Glasgow-based sausage skin and collagen products firm Devro said on Tuesday it will close its Bellshill site with the loss of 90 jobs and increase the portfolio of products manufactured at its Moodiesburn site.
“In line with our strategic priorities, the group has undertaken a review of its global manufacturing footprint with the aim to pursue further efficiency improvements, as well as to align available capacity to the group’s growth ambitions,” Devro in a stock exchange statement.
“As a result of this review we are proposing to close our Bellshill site in Scotland and, consequently, to increase the portfolio of products manufactured in our Moodiesburn site in Lanarkshire and relocate some of the Bellshill’s manufacturing assets within the wider group.
“Following consultation, we expect Bellshill to close during 2020 with the loss of c.90 employees.
“An exceptional cost of £15m (£10m of cash) will be incurred …
“This review has identified annualised cost savings of £5m to be fully realised in FY 2021.”
The news on Bellshill came in a trading update for the period July 1 to September 30, 2019.

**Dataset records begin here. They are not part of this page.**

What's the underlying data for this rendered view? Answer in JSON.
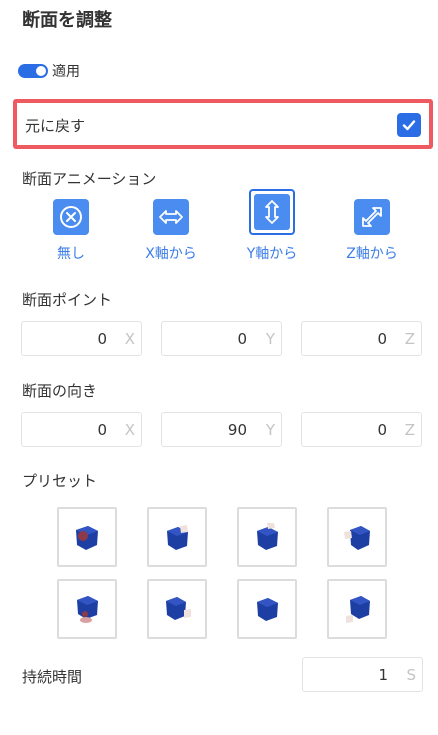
{
  "panel": {
    "title": "断面を調整"
  },
  "apply": {
    "label": "適用",
    "enabled": true
  },
  "reset": {
    "label": "元に戻す",
    "checked": true
  },
  "animation": {
    "label": "断面アニメーション",
    "options": [
      {
        "label": "無し",
        "icon": "no-animation-icon"
      },
      {
        "label": "X軸から",
        "icon": "horizontal-arrows-icon"
      },
      {
        "label": "Y軸から",
        "icon": "vertical-arrows-icon",
        "selected": true
      },
      {
        "label": "Z軸から",
        "icon": "diagonal-arrows-icon"
      }
    ]
  },
  "point": {
    "label": "断面ポイント",
    "fields": [
      {
        "value": "0",
        "unit": "X"
      },
      {
        "value": "0",
        "unit": "Y"
      },
      {
        "value": "0",
        "unit": "Z"
      }
    ]
  },
  "direction": {
    "label": "断面の向き",
    "fields": [
      {
        "value": "0",
        "unit": "X"
      },
      {
        "value": "90",
        "unit": "Y"
      },
      {
        "value": "0",
        "unit": "Z"
      }
    ]
  },
  "presets": {
    "label": "プリセット",
    "count": 8
  },
  "duration": {
    "label": "持続時間",
    "value": "1",
    "unit": "S"
  },
  "colors": {
    "accent": "#2b6de5",
    "highlight": "#ef5a60",
    "cube": "#1d3fa3"
  }
}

Devro said: “Sales momentum improved during Q3 2019 with 1% volume growth in collagen casings (H1 2019: -1%).
“During the period we saw good trading in North America, where we benefited from continued growth in snacking categories, and also in China, due to continued strong growth albeit at margins below the average for the Group.
“These positive performances were offset by a further deterioration in market conditions in Continental Europe and weaker than expected sales in Japan.
“As anticipated, UK & Ireland and Australia saw similar trends to H1 2019.
“We continue to expect a modest acceleration of volume growth in Q4 2019 with full year volume growth expected at c.1%.
“Our cost saving initiatives are progressing well and we are confident of achieving our guidance of £7 million in FY 2019.
“We continue to expect the covenant net debt / underlying EBITDA ratio to be around 2x at 31 December 2019.
“Our expectations for the full year remain broadly unchanged as growth in underlying operating profit through higher volumes, delivery of costs savings and positive FX will be offset by adverse country/product mix, lower revenues from other products and energy and wage inflation which was highlighted in previous announcements.”